不是他窩囊,而是他深深知道的,荊陽炎的實力,有多恐怖,性格有多霸道。
這一鞭,只是疼,並沒有多大傷害。
只是為了彰顯荊陽炎的地位。
若是他反抗的話,那就是不死不休的局面了。
殺生觀的真傳弟子,那是尸山血海里殺出來的,戰力爆表,絕不可輕視。
而鄧光霽,只有二十年的法力,萬萬不可能是荊陽炎的對手。
為此,他只能忍。
身為如意樓的弟子,這些都是小意思了。
他周天境,扮演乞丐的時候,比這個慘多了,差點被抓去賣。
區區一鞭,算不了什麼。
「任你再強,又豈能看穿我如意樓的扮演秘法?」
心中如此想著,他心情頓時寬慰了許多。
不過轉瞬間,他又有些驚疑。
「荊陽炎雖然性格霸道,可卻不是一個吝嗇的人,秘境有十個名額,為何不見殺生觀其他弟子?」
「而且,我記得他法力似乎已經超過了八十年吧,為何現在只有七十五年?!」
小星河海秘境有限制,八十年以上法力的月輪境修士,是不允許進入的,以免有人偷雞,趁機在秘境里突破日相,布下法陣,盜走秘境。

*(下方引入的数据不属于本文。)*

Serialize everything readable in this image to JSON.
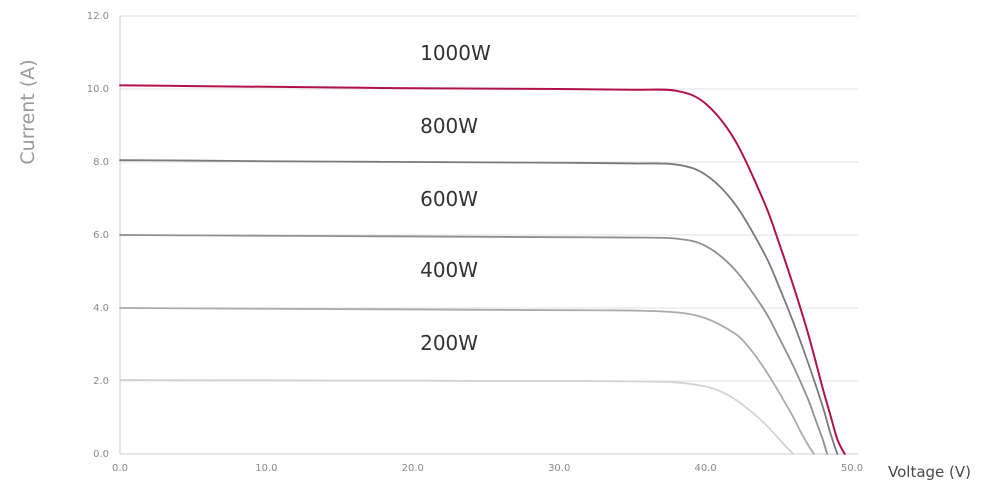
{
  "chart_data": {
    "type": "line",
    "title": "",
    "xlabel": "Voltage (V)",
    "ylabel": "Current (A)",
    "xlim": [
      0,
      50
    ],
    "ylim": [
      0,
      12
    ],
    "x_ticks": [
      0,
      10,
      20,
      30,
      40,
      50
    ],
    "y_ticks": [
      0,
      2,
      4,
      6,
      8,
      10,
      12
    ],
    "x_tick_labels": [
      "0.0",
      "10.0",
      "20.0",
      "30.0",
      "40.0",
      "50.0"
    ],
    "y_tick_labels": [
      "0.0",
      "2.0",
      "4.0",
      "6.0",
      "8.0",
      "10.0",
      "12.0"
    ],
    "grid": "horizontal",
    "series": [
      {
        "name": "1000W",
        "color": "#b0124a",
        "x": [
          0,
          5,
          10,
          15,
          20,
          25,
          30,
          35,
          38,
          40,
          42,
          44,
          45,
          46,
          47,
          48,
          48.5,
          49,
          49.5
        ],
        "y": [
          10.1,
          10.08,
          10.06,
          10.04,
          10.02,
          10.01,
          10.0,
          9.98,
          9.95,
          9.6,
          8.6,
          6.9,
          5.8,
          4.6,
          3.3,
          1.8,
          1.1,
          0.4,
          0.0
        ]
      },
      {
        "name": "800W",
        "color": "#7a7a7a",
        "x": [
          0,
          5,
          10,
          15,
          20,
          25,
          30,
          35,
          38,
          40,
          42,
          44,
          45,
          46,
          47,
          48,
          48.5,
          49
        ],
        "y": [
          8.05,
          8.04,
          8.02,
          8.01,
          8.0,
          7.99,
          7.98,
          7.96,
          7.93,
          7.65,
          6.85,
          5.5,
          4.6,
          3.6,
          2.5,
          1.3,
          0.6,
          0.0
        ]
      },
      {
        "name": "600W",
        "color": "#909090",
        "x": [
          0,
          5,
          10,
          15,
          20,
          25,
          30,
          35,
          38,
          40,
          42,
          44,
          45,
          46,
          47,
          47.5,
          48,
          48.3
        ],
        "y": [
          6.0,
          5.99,
          5.98,
          5.97,
          5.96,
          5.95,
          5.94,
          5.93,
          5.9,
          5.7,
          5.05,
          3.95,
          3.2,
          2.4,
          1.5,
          0.95,
          0.4,
          0.0
        ]
      },
      {
        "name": "400W",
        "color": "#ababab",
        "x": [
          0,
          5,
          10,
          15,
          20,
          25,
          30,
          35,
          38,
          40,
          42,
          43,
          44,
          45,
          46,
          46.5,
          47,
          47.4
        ],
        "y": [
          4.0,
          3.99,
          3.98,
          3.97,
          3.96,
          3.95,
          3.94,
          3.93,
          3.88,
          3.72,
          3.3,
          2.9,
          2.35,
          1.7,
          1.0,
          0.6,
          0.25,
          0.0
        ]
      },
      {
        "name": "200W",
        "color": "#d3d3d3",
        "x": [
          0,
          5,
          10,
          15,
          20,
          25,
          30,
          35,
          38,
          40,
          41,
          42,
          43,
          44,
          45,
          45.5,
          46
        ],
        "y": [
          2.03,
          2.02,
          2.02,
          2.01,
          2.01,
          2.0,
          2.0,
          1.99,
          1.96,
          1.85,
          1.72,
          1.5,
          1.2,
          0.85,
          0.42,
          0.2,
          0.0
        ]
      }
    ],
    "annotations": [
      {
        "text": "1000W",
        "x": 20.5,
        "y": 10.8
      },
      {
        "text": "800W",
        "x": 20.5,
        "y": 8.8
      },
      {
        "text": "600W",
        "x": 20.5,
        "y": 6.8
      },
      {
        "text": "400W",
        "x": 20.5,
        "y": 4.85
      },
      {
        "text": "200W",
        "x": 20.5,
        "y": 2.85
      }
    ]
  }
}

鄧光霽心中疑惑,可卻不敢出聲詢問,也不敢神識傳音給寧游幾人。
只能默默無言。
而因為荊陽炎這一鞭,三羊山坊市眾修,也安靜下來,盡皆垂頭不語,不敢直視荊陽炎。
「嘻嘻嘻,荊道友浩大的威風啊!」
就在這時,遠方的天空之上,又飄來一朵粉色的繡雲。
這繡雲,靈光湛湛,似乎是一道強力法器,寬達數丈,上面站著一女兩男。
為首的,是一個身材高挑,古靈精怪的少女,她臉蛋嬌媚,五官精致,膚若凝雪,眸如點漆,帶著一股難以言喻的靈性。
看模樣,似乎不是魔道修士,而是一個鄰家小妹妹。
但卻沒人敢小覷她,她身上法力若煙,厚重凝實,赫然也是一位七十五年法力的陳年老魔!
「三魔山,天魔一脈的薊芸芸!」
「天魔一脈,可是三魔山真正的核心,天魔之法,深不可測啊!」
「她身後站著的那兩人,也是三魔山的,分別是地魔、人魔一脈,都是七十年的法力,好強啊!」
三羊山的局勢,因為三魔山幾人的到來,變的更加復雜了。
但這還未完。
就在薊芸芸等人到來的時候,左右兩側的山腰之上,又突然出現了四道黑色的身影。